Section on Pathophysiology and Molecular Pharmacology.
Section on Islet Cell and Regenerative Biology, Joslin Diabetes Center, Boston, MA 02215, USA.
Bioinformatics. 2018 May 1;34(9):1565-1567. doi: 10.1093/bioinformatics/btx787.
Across biology, we are seeing rapid developments in scale of data production without a corresponding increase in data analysis capabilities.
Here, we present Aether (http://aether.kosticlab.org), an intuitive, easy-to-use, cost-effective and scalable framework that uses linear programming to optimally bid on and deploy combinations of underutilized cloud computing resources. Our approach simultaneously minimizes the cost of data analysis and provides an easy transition from users' existing HPC pipelines.

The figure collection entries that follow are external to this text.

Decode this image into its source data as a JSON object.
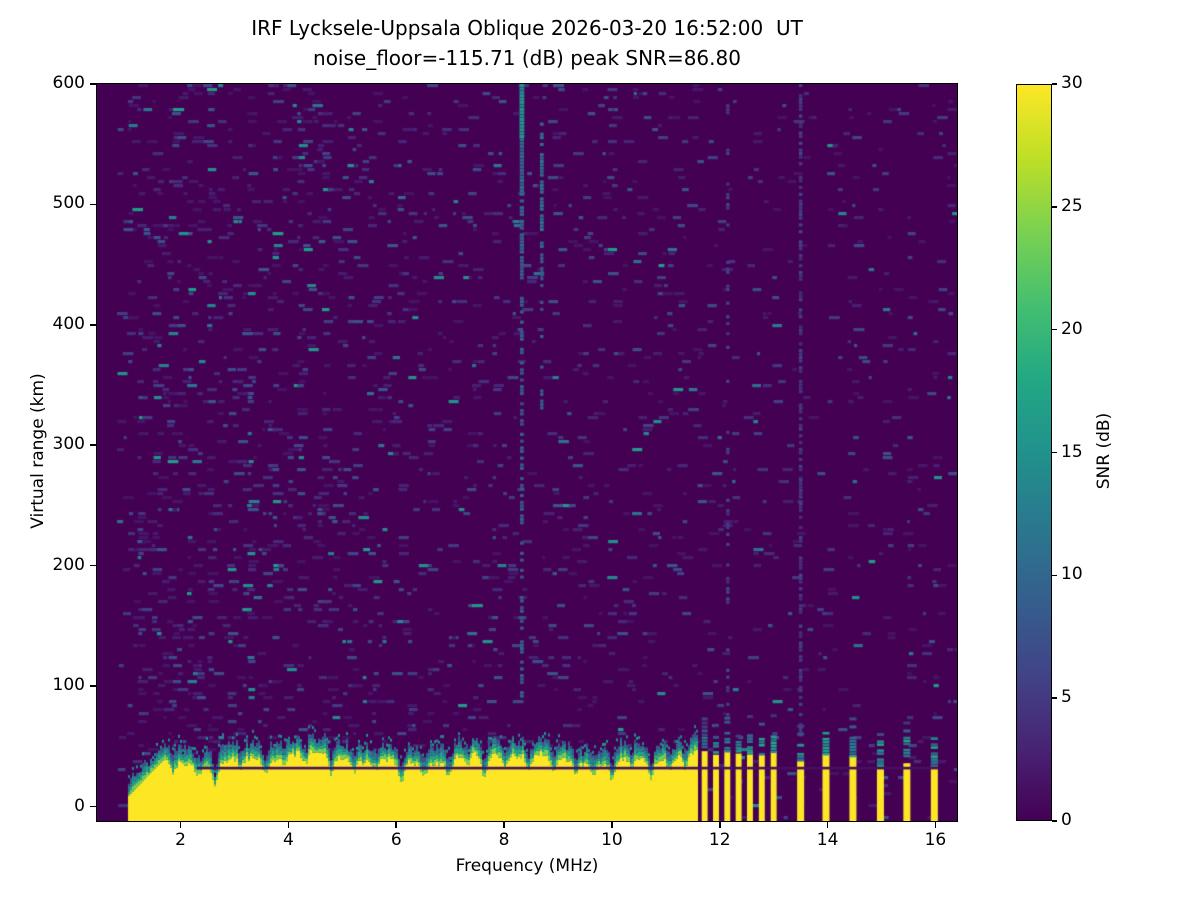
{
  "figure": {
    "background": "#ffffff"
  },
  "chart_data": {
    "type": "heatmap",
    "title": "IRF Lycksele-Uppsala Oblique 2026-03-20 16:52:00  UT",
    "subtitle": "noise_floor=-115.71 (dB) peak SNR=86.80",
    "xlabel": "Frequency (MHz)",
    "ylabel": "Virtual range (km)",
    "xlim": [
      0.45,
      16.4
    ],
    "ylim": [
      -12,
      600
    ],
    "x_ticks": [
      {
        "value": 2,
        "label": "2"
      },
      {
        "value": 4,
        "label": "4"
      },
      {
        "value": 6,
        "label": "6"
      },
      {
        "value": 8,
        "label": "8"
      },
      {
        "value": 10,
        "label": "10"
      },
      {
        "value": 12,
        "label": "12"
      },
      {
        "value": 14,
        "label": "14"
      },
      {
        "value": 16,
        "label": "16"
      }
    ],
    "y_ticks": [
      {
        "value": 0,
        "label": "0"
      },
      {
        "value": 100,
        "label": "100"
      },
      {
        "value": 200,
        "label": "200"
      },
      {
        "value": 300,
        "label": "300"
      },
      {
        "value": 400,
        "label": "400"
      },
      {
        "value": 500,
        "label": "500"
      },
      {
        "value": 600,
        "label": "600"
      }
    ],
    "colorbar": {
      "label": "SNR (dB)",
      "vmin": 0,
      "vmax": 30,
      "ticks": [
        {
          "value": 0,
          "label": "0"
        },
        {
          "value": 5,
          "label": "5"
        },
        {
          "value": 10,
          "label": "10"
        },
        {
          "value": 15,
          "label": "15"
        },
        {
          "value": 20,
          "label": "20"
        },
        {
          "value": 25,
          "label": "25"
        },
        {
          "value": 30,
          "label": "30"
        }
      ],
      "colormap": "viridis"
    },
    "colormap_stops": [
      [
        0.0,
        "#440154"
      ],
      [
        0.1,
        "#482475"
      ],
      [
        0.2,
        "#414487"
      ],
      [
        0.3,
        "#355f8d"
      ],
      [
        0.4,
        "#2a788e"
      ],
      [
        0.5,
        "#21918c"
      ],
      [
        0.6,
        "#22a884"
      ],
      [
        0.7,
        "#44bf70"
      ],
      [
        0.8,
        "#7ad151"
      ],
      [
        0.9,
        "#bddf26"
      ],
      [
        1.0,
        "#fde725"
      ]
    ],
    "noise": {
      "seed": 42,
      "f_start": 0.82,
      "base_density": [
        {
          "f_max": 6.0,
          "p": 0.085
        },
        {
          "f_max": 11.6,
          "p": 0.05
        },
        {
          "f_max": 17.0,
          "p": 0.028
        }
      ],
      "columns": [
        {
          "f": 1.2,
          "s": 0.4
        },
        {
          "f": 1.5,
          "s": 0.55
        },
        {
          "f": 1.8,
          "s": 0.6
        },
        {
          "f": 2.1,
          "s": 0.5
        },
        {
          "f": 2.5,
          "s": 0.45
        },
        {
          "f": 2.9,
          "s": 0.4
        },
        {
          "f": 3.25,
          "s": 0.45
        },
        {
          "f": 3.7,
          "s": 0.35
        },
        {
          "f": 4.15,
          "s": 0.35
        },
        {
          "f": 4.6,
          "s": 0.3
        },
        {
          "f": 5.05,
          "s": 0.35
        },
        {
          "f": 5.5,
          "s": 0.3
        },
        {
          "f": 6.05,
          "s": 0.45
        },
        {
          "f": 6.55,
          "s": 0.3
        },
        {
          "f": 7.0,
          "s": 0.35
        },
        {
          "f": 7.45,
          "s": 0.4
        },
        {
          "f": 7.8,
          "s": 0.3
        },
        {
          "f": 8.1,
          "s": 0.3
        },
        {
          "f": 8.95,
          "s": 0.35
        },
        {
          "f": 9.4,
          "s": 0.3
        },
        {
          "f": 9.9,
          "s": 0.35
        },
        {
          "f": 10.35,
          "s": 0.3
        },
        {
          "f": 10.8,
          "s": 0.35
        },
        {
          "f": 11.25,
          "s": 0.4
        },
        {
          "f": 11.72,
          "s": 0.35
        },
        {
          "f": 12.0,
          "s": 0.45
        },
        {
          "f": 12.35,
          "s": 0.4
        },
        {
          "f": 12.6,
          "s": 0.35
        },
        {
          "f": 12.99,
          "s": 0.35
        },
        {
          "f": 13.3,
          "s": 0.3
        },
        {
          "f": 13.97,
          "s": 0.45
        },
        {
          "f": 14.47,
          "s": 0.4
        },
        {
          "f": 14.98,
          "s": 0.4
        },
        {
          "f": 15.47,
          "s": 0.45
        },
        {
          "f": 15.98,
          "s": 0.5
        },
        {
          "f": 16.25,
          "s": 0.35
        }
      ]
    },
    "streaks": [
      {
        "f": 8.33,
        "km_top": 600,
        "km_bottom": 555,
        "width_mhz": 0.09,
        "density": 1.0,
        "v": 0.48
      },
      {
        "f": 8.33,
        "km_top": 555,
        "km_bottom": 460,
        "width_mhz": 0.08,
        "density": 0.85,
        "v": 0.3
      },
      {
        "f": 8.33,
        "km_top": 460,
        "km_bottom": 90,
        "width_mhz": 0.07,
        "density": 0.45,
        "v": 0.26
      },
      {
        "f": 8.7,
        "km_top": 568,
        "km_bottom": 465,
        "width_mhz": 0.07,
        "density": 0.75,
        "v": 0.33
      },
      {
        "f": 8.7,
        "km_top": 465,
        "km_bottom": 330,
        "width_mhz": 0.06,
        "density": 0.35,
        "v": 0.27
      },
      {
        "f": 13.5,
        "km_top": 600,
        "km_bottom": -10,
        "width_mhz": 0.065,
        "density": 0.6,
        "v": 0.15
      },
      {
        "f": 12.15,
        "km_top": 600,
        "km_bottom": 60,
        "width_mhz": 0.06,
        "density": 0.3,
        "v": 0.17
      }
    ],
    "ground_echo": {
      "f_start": 1.03,
      "f_end": 11.58,
      "top_mean_km": 40,
      "fringe_km": 12,
      "dark_line_km": 33,
      "dark_line_f": [
        2.3,
        16.05
      ],
      "dips": [
        {
          "f": 1.85,
          "depth": 10,
          "w": 0.05
        },
        {
          "f": 2.3,
          "depth": 9,
          "w": 0.05
        },
        {
          "f": 2.62,
          "depth": 17,
          "w": 0.05
        },
        {
          "f": 3.1,
          "depth": 9,
          "w": 0.04
        },
        {
          "f": 3.55,
          "depth": 12,
          "w": 0.05
        },
        {
          "f": 3.9,
          "depth": 8,
          "w": 0.04
        },
        {
          "f": 4.3,
          "depth": 10,
          "w": 0.05
        },
        {
          "f": 4.78,
          "depth": 16,
          "w": 0.05
        },
        {
          "f": 5.2,
          "depth": 9,
          "w": 0.04
        },
        {
          "f": 5.6,
          "depth": 8,
          "w": 0.04
        },
        {
          "f": 6.07,
          "depth": 18,
          "w": 0.05
        },
        {
          "f": 6.5,
          "depth": 10,
          "w": 0.04
        },
        {
          "f": 6.96,
          "depth": 14,
          "w": 0.05
        },
        {
          "f": 7.3,
          "depth": 9,
          "w": 0.04
        },
        {
          "f": 7.62,
          "depth": 20,
          "w": 0.05
        },
        {
          "f": 8.0,
          "depth": 10,
          "w": 0.04
        },
        {
          "f": 8.45,
          "depth": 12,
          "w": 0.05
        },
        {
          "f": 8.9,
          "depth": 16,
          "w": 0.05
        },
        {
          "f": 9.3,
          "depth": 9,
          "w": 0.04
        },
        {
          "f": 9.65,
          "depth": 10,
          "w": 0.04
        },
        {
          "f": 9.98,
          "depth": 14,
          "w": 0.05
        },
        {
          "f": 10.35,
          "depth": 9,
          "w": 0.04
        },
        {
          "f": 10.7,
          "depth": 16,
          "w": 0.05
        },
        {
          "f": 11.05,
          "depth": 10,
          "w": 0.04
        },
        {
          "f": 11.35,
          "depth": 12,
          "w": 0.04
        }
      ]
    },
    "stripes": [
      {
        "f": 11.72,
        "yellow_top_km": 46,
        "fringe_top_km": 58,
        "width_mhz": 0.11
      },
      {
        "f": 11.93,
        "yellow_top_km": 43,
        "fringe_top_km": 56,
        "width_mhz": 0.11
      },
      {
        "f": 12.14,
        "yellow_top_km": 47,
        "fringe_top_km": 62,
        "width_mhz": 0.11
      },
      {
        "f": 12.35,
        "yellow_top_km": 44,
        "fringe_top_km": 57,
        "width_mhz": 0.11
      },
      {
        "f": 12.56,
        "yellow_top_km": 45,
        "fringe_top_km": 60,
        "width_mhz": 0.11
      },
      {
        "f": 12.78,
        "yellow_top_km": 43,
        "fringe_top_km": 57,
        "width_mhz": 0.11
      },
      {
        "f": 13.0,
        "yellow_top_km": 46,
        "fringe_top_km": 64,
        "width_mhz": 0.11
      },
      {
        "f": 13.5,
        "yellow_top_km": 38,
        "fringe_top_km": 52,
        "width_mhz": 0.13
      },
      {
        "f": 13.97,
        "yellow_top_km": 44,
        "fringe_top_km": 62,
        "width_mhz": 0.13
      },
      {
        "f": 14.47,
        "yellow_top_km": 42,
        "fringe_top_km": 58,
        "width_mhz": 0.13
      },
      {
        "f": 14.98,
        "yellow_top_km": 33,
        "fringe_top_km": 55,
        "width_mhz": 0.13
      },
      {
        "f": 15.47,
        "yellow_top_km": 36,
        "fringe_top_km": 58,
        "width_mhz": 0.13
      },
      {
        "f": 15.98,
        "yellow_top_km": 34,
        "fringe_top_km": 60,
        "width_mhz": 0.13
      }
    ]
  }
}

Data utilized are available at https://pubs.broadinstitute.org/diabimmune and with EBI SRA accession ERP005989. Source code is available at (https://github.com/kosticlab/aether). Examples, documentation and a tutorial are available at http://aether.kosticlab.org.
chirag_patel@hms.harvard.edu or aleksandar.kostic@joslin.harvard.edu.
Supplementary data are available at Bioinformatics online.
在整个生物学领域,我们看到数据生产规模迅速扩大,但数据分析能力却没有相应提高。
在这里,我们介绍了 Aether(http://aether.kosticlab.org),这是一个直观、易用、具有成本效益和可扩展的框架,它使用线性规划来最优地竞标和部署未充分利用的云计算资源组合。我们的方法同时最小化了数据分析的成本,并为用户现有的高性能计算管道提供了一个简单的过渡。
使用的数据可在 https://pubs.broadinstitute.org/diabimmune 和 EBI SRA 访问号 ERP005989 获得。源代码可在(https://github.com/kosticlab/aether)获得。示例、文档和教程可在 http://aether.kosticlab.org 获得。
chirag_patel@hms.harvard.edu 或 aleksandar.kostic@joslin.harvard.edu。
补充数据可在生物信息学在线获得。